This means City staff will now prepare a bylaw allowing Council to formally adopt the 2014-2018 Financial Plan.
Here is the breakdown for 2014 tax increases:
Class 1 (Residential) — 2%
Class 2 (Utility) — 7.96%
Class 4 (Major Industry) — 4.25%
Class 5 (Light Industry) — 2%
Class 6 (Business) — 1%
Class 8 (Seasonal) — 2%
Average — 1.99%
Compared to 2013 the new plan reduces taxation revenues for 2014 by approximately $30,000 but continues to demonstrate financial success in many areas including no new borrowing commitments in 2014, a sequential reduction of debt, and the transition to building up reserves as well as a gradual shift of a reduction in business taxation.
The budget foresees revenues of $22.73 million in 2014 and expenses of $21.07 million, roughly the same as last year. The budget predicts a surplus of $1.6 million. All of this comes as a results of some cuts to planned capital projects, outlined in Appendix 3 at the back of the Financial Plan document.
“The City is committed to continuing to find new ways of operating with fewer resources while maintaining service levels keeping in mind that the community survey clearly indicated that overall citizens want the City to retain our current high service levels,” Chief Administrative Officer Tim Palmer said.
He said that based on community feedback, council uncertainty and some ambiguity in the project mandate the bulk of the City Hall improvements have been removed from the 2014 budget year. The necessary changes to development services will still be completed; however the exterior replacement and elevator installation will not be done this year.
The plan eliminates planned borrowing for some capital projects such renovating the exterior of City Hall — that will be paid through revenues —and puts off a number of other capital projects until 2015 or even later. Councillors regarded this financial plan as an improvement over previous ones but all had at least one or two reservations.
Chris Johnston was happy to see a number of “systemic changes that seem to be happening” but wished that the City had a better way of dealing with capital projects instead of just putting them off.
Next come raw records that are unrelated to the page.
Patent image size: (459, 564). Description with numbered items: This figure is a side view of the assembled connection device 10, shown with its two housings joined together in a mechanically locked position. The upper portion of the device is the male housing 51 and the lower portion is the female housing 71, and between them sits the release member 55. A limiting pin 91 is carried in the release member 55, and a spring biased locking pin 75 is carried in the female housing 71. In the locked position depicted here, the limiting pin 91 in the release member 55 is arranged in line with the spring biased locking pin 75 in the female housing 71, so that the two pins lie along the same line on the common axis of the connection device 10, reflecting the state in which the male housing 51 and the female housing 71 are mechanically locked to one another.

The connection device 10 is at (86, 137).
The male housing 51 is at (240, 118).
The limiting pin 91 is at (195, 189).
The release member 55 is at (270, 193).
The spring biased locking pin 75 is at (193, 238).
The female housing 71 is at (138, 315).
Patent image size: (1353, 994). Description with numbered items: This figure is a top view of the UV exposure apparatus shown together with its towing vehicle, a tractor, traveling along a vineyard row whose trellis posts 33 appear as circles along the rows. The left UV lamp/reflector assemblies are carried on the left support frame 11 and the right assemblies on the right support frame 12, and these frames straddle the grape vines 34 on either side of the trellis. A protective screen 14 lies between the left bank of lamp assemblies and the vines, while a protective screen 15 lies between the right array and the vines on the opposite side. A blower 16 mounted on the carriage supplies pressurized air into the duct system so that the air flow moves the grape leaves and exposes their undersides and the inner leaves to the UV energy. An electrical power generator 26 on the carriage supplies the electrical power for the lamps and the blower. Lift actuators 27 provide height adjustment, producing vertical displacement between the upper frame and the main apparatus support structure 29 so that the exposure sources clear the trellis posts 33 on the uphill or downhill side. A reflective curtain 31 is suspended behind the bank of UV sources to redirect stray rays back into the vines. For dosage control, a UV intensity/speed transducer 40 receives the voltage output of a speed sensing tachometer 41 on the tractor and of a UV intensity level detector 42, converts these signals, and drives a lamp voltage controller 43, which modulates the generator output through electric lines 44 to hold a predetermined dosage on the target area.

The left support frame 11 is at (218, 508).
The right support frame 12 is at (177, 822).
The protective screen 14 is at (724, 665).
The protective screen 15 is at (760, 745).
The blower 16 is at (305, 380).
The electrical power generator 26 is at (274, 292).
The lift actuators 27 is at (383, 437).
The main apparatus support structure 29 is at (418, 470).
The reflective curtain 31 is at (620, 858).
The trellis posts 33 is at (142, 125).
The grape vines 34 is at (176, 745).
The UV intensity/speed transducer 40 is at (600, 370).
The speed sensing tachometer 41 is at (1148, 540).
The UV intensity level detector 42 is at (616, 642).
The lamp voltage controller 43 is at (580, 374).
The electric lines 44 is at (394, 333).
“Things are starting to turn around,” said Gary Starling, adding that he thinks City officials have a better handle on issues and problems than in years past and he is pleased that there “is less borrowing.”
The one potential issue he is concerned about is that “revenue projections always seem to a little inflated” and, in the end, seem to be lower than predicted.
Still Starling, who is chairman of Council’s Public Works Committee, was generally pleased with the budget even though several capital projects were put off.
“We had a pretty big wish list but they’re getting whacked,” he said.
Phil Welock made the observation that, no matter what some members of the public think, the City is not broke.
“We’re not broke,” he said. “We have $104 million in assets. That’s an over-reaction by the public.”
Still, the City could do more, he said.
“I think we could look at some staff reductions,” he said. “We’re bloated and I think the public perception is we’re bloated.”
As for Scarcella and Nixon, they had different reasons for voting against this version of the plan.
Nixon said she thought the bottom line could be improved in 2018 and Scarcella said he wanted to see deeper cuts in spending noting that spending has increased from $16 million in 2010 to $19 million in 2012 and $21 million in 2013 and again this year.
Mayor David Raven wrapped up discussion by noting that this Council “inherited a city with infrastructure that is 100 years old.”
For years past previous Councils put off improving the City’s infrastructure to the point that much of it really needs to be improved or replaced. That’s a major challenge.
However, on the upside he noted that 130 people turned up at the Town Hall Meeting “to tell us what they think.”
“It wasn’t pleasant, but still, 130 people came out to talk to us and that hadn’t happened before.”